Did you know humans share 60% of their DNA with bananas?
Essentially, they took all of the banana genes and compared them one at a time to human genes. From that, they culled a degree of similarity (if the banana had the gene but the human didn’t, that didn’t get counted). About 60 percent of our genes have a recognizable counterpart in the banana genome! It just means what it means. If they say you share 50% of our genes with a banana (highly unlikely, but we’ll roll with it) or 95-98% of your genes with chimps it means genetically we are that similar.
What does Islam say about bananas?
Banana. The banana is also considered a fruit of paradise, and although today it is seen as a common fruit, it holds numerous health benefits that can help maintain a balanced body. Botanically speaking the banana is the largest herb (the ‘tree’ is actually a ‘pseudostem’) and the part we eat is technically a berry. Weird right? It gets weirder, they’re also clones. Since they were first domesticated by humans 10,000 years ago, bananas have been grown and enjoyed in many places around the world.
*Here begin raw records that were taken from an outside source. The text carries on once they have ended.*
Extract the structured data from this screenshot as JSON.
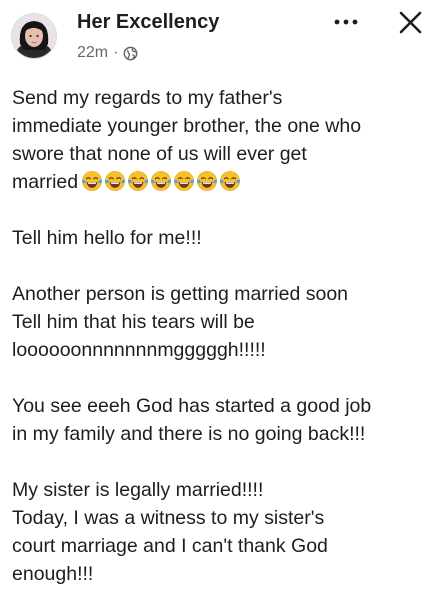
{
  "post": {
    "author_name": "Her Excellency",
    "timestamp": "22m",
    "separator": "·",
    "privacy_icon": "globe-icon",
    "more_icon": "more-options-icon",
    "close_icon": "close-icon"
  },
  "body": {
    "line_1": "Send my regards to my father's",
    "line_2": "immediate younger brother, the one who",
    "line_3": "swore that none of us will ever get",
    "line_4": "married",
    "emoji_name": "face-with-tears-of-joy",
    "emoji_count": 7,
    "line_5": "Tell him hello for me!!!",
    "line_6": "Another person is getting married soon",
    "line_7": "Tell him that his tears will be",
    "line_8": "loooooonnnnnnnmgggggh!!!!!",
    "line_9": "You see eeeh God has started a good job",
    "line_10": "in my family and there is no going back!!!",
    "line_11": "My sister is legally married!!!!",
    "line_12": "Today, I was a witness to my sister's",
    "line_13": "court marriage and I can't thank God",
    "line_14": "enough!!!"
  },
  "colors": {
    "text": "#1c1e21",
    "secondary_text": "#65676b",
    "emoji_face": "#f9c02e"
  }
}
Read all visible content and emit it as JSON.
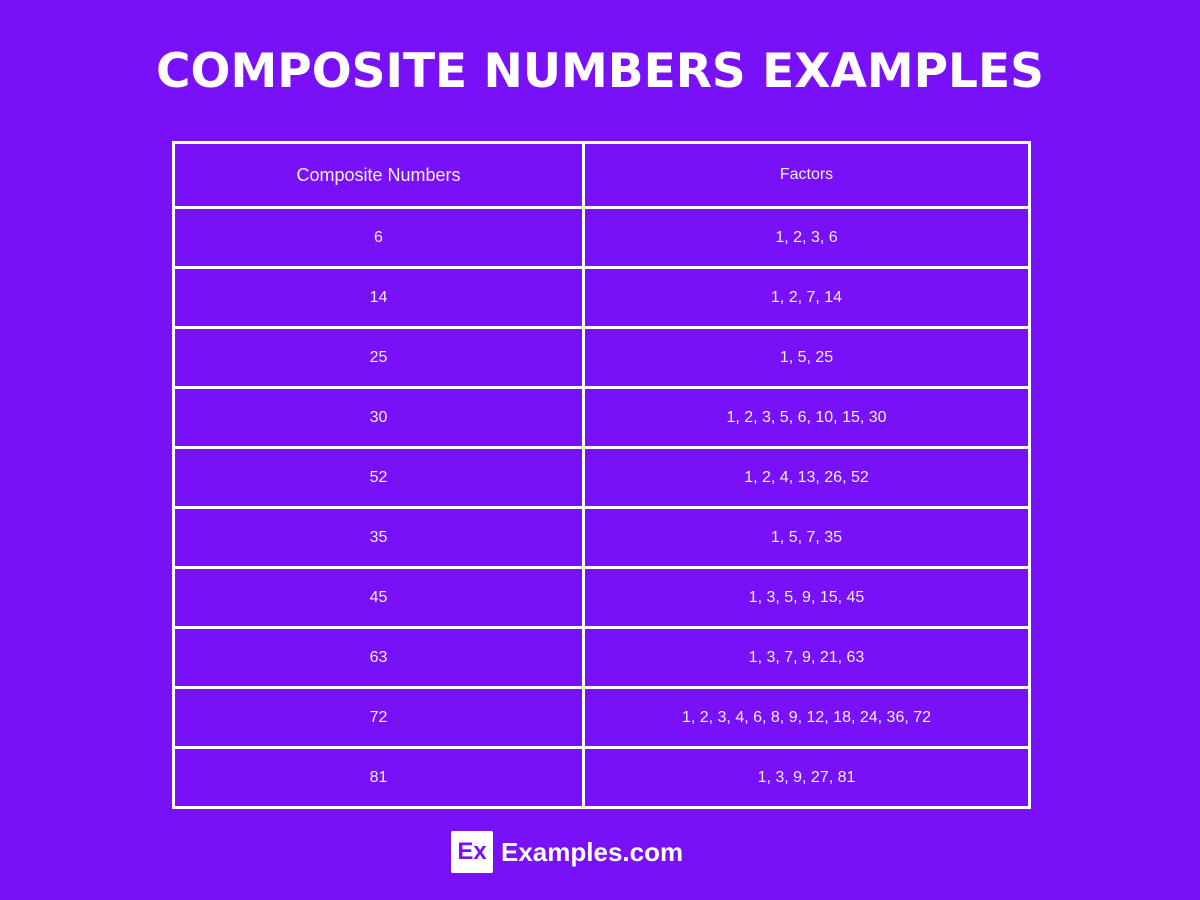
{
  "title": "COMPOSITE NUMBERS EXAMPLES",
  "table": {
    "headers": [
      "Composite Numbers",
      "Factors"
    ],
    "rows": [
      {
        "number": "6",
        "factors": "1, 2, 3, 6"
      },
      {
        "number": "14",
        "factors": "1, 2, 7, 14"
      },
      {
        "number": "25",
        "factors": "1, 5, 25"
      },
      {
        "number": "30",
        "factors": "1, 2, 3, 5, 6, 10, 15, 30"
      },
      {
        "number": "52",
        "factors": "1, 2, 4, 13, 26, 52"
      },
      {
        "number": "35",
        "factors": "1, 5, 7, 35"
      },
      {
        "number": "45",
        "factors": "1, 3, 5, 9, 15, 45"
      },
      {
        "number": "63",
        "factors": "1, 3, 7, 9, 21, 63"
      },
      {
        "number": "72",
        "factors": "1, 2, 3, 4, 6, 8, 9, 12, 18, 24, 36, 72"
      },
      {
        "number": "81",
        "factors": "1, 3, 9, 27, 81"
      }
    ]
  },
  "footer": {
    "logo_text": "Ex",
    "brand_name": "Examples.com"
  },
  "colors": {
    "background": "#7811f7",
    "text": "#ffffff"
  }
}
What killed off the original bananas?
These fungal parasites slowly starve the banana to death. Black Sigatoka causes fruit losses of up to 50%, and Panama disease is responsible for wiping out the Gros Michel, the banana formerly eaten by your grandparents and now extinct. In the first half of the 20th century, our parents and grandparents ate a delicious banana called Gros Michel, or Big Mike in colloquial terms. But in the 1950s a deadly strain of the fungus causing Fusarium Wilt (Panama disease) wiped out almost all banana plantations in Central and South America.